Motion control is essential in any application where accurate and fast movements take place, or where motional disturbances should actively be attenuated. Important examples include positioning a product in a manufacturing line, printing on a sheet of paper, lithographic imaging processes, as well as precision scientific instruments such as atomic force microscopes or astronomical instruments. In this course, you will learn how to perfectly tune such a motion control system in a couple of minutes.
To this end, you will learn both the application aspects of mechanical systems, as well as the required theoretical foundations, where Nyquist and Bode diagrams are demystified. The course consists of alternated sessions of theory and application to a motion system, where you will immediately be able to apply and test your newly developed knowledge in practice.

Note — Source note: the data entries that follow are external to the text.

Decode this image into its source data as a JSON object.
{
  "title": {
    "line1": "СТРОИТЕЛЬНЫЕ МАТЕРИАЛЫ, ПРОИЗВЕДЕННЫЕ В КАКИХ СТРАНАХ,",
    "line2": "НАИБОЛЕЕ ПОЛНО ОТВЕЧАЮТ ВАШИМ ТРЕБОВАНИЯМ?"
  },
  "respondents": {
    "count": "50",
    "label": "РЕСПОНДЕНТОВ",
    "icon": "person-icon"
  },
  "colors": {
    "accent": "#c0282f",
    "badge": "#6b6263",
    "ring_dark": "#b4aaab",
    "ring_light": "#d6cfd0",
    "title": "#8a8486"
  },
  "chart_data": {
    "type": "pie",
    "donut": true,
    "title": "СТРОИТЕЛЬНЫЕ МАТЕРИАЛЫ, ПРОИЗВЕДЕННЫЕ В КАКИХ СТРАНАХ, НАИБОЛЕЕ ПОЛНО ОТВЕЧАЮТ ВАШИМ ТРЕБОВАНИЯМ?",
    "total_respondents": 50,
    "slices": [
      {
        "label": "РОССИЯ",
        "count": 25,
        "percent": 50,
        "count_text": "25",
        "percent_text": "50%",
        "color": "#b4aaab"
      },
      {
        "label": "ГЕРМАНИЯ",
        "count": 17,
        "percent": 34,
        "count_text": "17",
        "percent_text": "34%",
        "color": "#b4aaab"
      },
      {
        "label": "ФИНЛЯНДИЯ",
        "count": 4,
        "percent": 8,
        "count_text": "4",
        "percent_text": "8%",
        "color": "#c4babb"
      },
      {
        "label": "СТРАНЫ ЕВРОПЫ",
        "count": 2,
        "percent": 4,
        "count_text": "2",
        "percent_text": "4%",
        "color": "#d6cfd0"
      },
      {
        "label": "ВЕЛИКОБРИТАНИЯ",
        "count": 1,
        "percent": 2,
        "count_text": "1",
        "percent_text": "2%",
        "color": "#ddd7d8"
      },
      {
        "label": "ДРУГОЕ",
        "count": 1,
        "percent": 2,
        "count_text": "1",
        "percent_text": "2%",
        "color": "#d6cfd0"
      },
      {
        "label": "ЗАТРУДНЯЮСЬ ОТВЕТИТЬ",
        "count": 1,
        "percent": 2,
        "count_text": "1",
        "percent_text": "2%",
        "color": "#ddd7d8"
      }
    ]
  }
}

The course content includes the fast identification of frequency response function models in closed-loop, and appreciate their usefulness by comparing these with time domain approaches. You will be able to interpret these frequency response functions and link them to the physical behavior of the mechanical system, where collocated and non-collocated actuators and sensors are a key aspect. The next aspect is to use these frequency response function models for designing controllers. You will learn to tune PID (proportional-integral-derivative) filters, as well as notch and low-pass filters. Frequency domain techniques are used to specify requirements and assessing closed-loop stability, for which you will learn how to use Bode diagrams and Nyquist plots. Your newly developed skills will be directly tested in the loop-shaping game, where you are challenged to tune for the highest performance and compete with the other attendees of the course. In the final part of the course, the performance limitations are further investigated, and further appreciation is given to the collocated and non-collocated control situation. Furthermore, the feedback controller you have designed is complemented with a feedforward controller. Again, a systematic tuning procedure is developed in the same spirit: it allows you to perfectly tune the feedforward controller in a few minutes. In the final session, an outlook is given on extensions, including multivariable feedback loops and learning techniques for automated tuning.